Although censorship activism tends to be cyclic, Nielsen seriously questions the lack of frankness by the Bush administration. “I’d be happy for it to be proved otherwise,” he said, “but I don’t feel the current administration has been leveling with us. I feel they had an agenda and went ahead and pursued it” because you won’t have to tell the people now and “they’re better off anyway.” His bottom line --- what begins as limitations on speech lead to government restricting media in reporting news, i.e. the showing of the flag draped caskets arriving at Dover.
 
Still, the actor philosophically questions 21st Century society’s fascination with state-of-the-art explosive effects, destructive ray guns and huge body counts on screen.

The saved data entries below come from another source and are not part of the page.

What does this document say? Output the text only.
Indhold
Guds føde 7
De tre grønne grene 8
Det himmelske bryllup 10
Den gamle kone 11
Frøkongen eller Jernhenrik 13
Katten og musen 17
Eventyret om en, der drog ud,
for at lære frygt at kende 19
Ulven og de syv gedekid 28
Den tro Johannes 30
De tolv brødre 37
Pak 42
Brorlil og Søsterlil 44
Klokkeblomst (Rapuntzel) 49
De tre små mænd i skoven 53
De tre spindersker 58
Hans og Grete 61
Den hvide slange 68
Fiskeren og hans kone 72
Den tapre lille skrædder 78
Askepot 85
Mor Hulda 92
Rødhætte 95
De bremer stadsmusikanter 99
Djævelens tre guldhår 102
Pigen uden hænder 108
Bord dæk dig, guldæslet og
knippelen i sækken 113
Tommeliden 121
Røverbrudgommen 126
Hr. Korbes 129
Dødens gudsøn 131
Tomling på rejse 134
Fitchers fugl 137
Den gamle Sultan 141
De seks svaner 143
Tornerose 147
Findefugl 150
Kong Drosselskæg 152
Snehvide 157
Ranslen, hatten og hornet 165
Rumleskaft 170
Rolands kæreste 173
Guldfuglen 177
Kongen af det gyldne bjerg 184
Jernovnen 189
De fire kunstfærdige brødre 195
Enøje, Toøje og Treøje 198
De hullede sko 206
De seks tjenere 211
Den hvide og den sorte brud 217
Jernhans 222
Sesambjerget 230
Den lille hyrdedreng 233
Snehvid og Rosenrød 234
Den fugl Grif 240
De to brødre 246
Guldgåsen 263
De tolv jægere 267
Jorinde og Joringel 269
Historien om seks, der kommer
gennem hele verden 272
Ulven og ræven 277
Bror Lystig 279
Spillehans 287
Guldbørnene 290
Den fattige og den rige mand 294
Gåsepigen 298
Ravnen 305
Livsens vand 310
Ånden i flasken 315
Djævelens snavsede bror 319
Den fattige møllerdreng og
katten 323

He asked, “What is it that we need as a society that we need this [imagery]?
 
Neilsen has questioned the fickleness of American restrictions on performance. We condone gory blood and guts depictions, but they run for the scissors when “obscenities” are spoken and go more ballistic over a brief (so-called) wardrobe malfunction? In European “art,” making love on screen passes the “censors,” but American made scenes of torture and blood fall to the cutting room floor.
 
The ultimate enforcer of a show’s suitability for children belongs to parents, not the F.C.C. Or do lazy time stressed parents prefer that the government “babysitter” make choices for them? The President , Attorney General or chief of the FCC should not be seeking through the excuse of a ‘wardrobe malfunction’ remove freedom of expression in the arts. In fact, we shouldn’t be seeing court cases over the writings of young adults that imaginatively (but worrisomely) express feelings --- not threats --- concerning school violence.
 
Nielson has it correct. The appropriate method for expressing dissatisfaction with an entertainment product is to --- turn off the channel, don’t buy a ticket, and choose what types of entertainment YOU and your family will support. But ,don’t tell me that I have to abide by YOUR decision.
 
Humm….that's what Mr. Nielsen also said about the current handling of the “release” of “information” about the War in Iraq. right?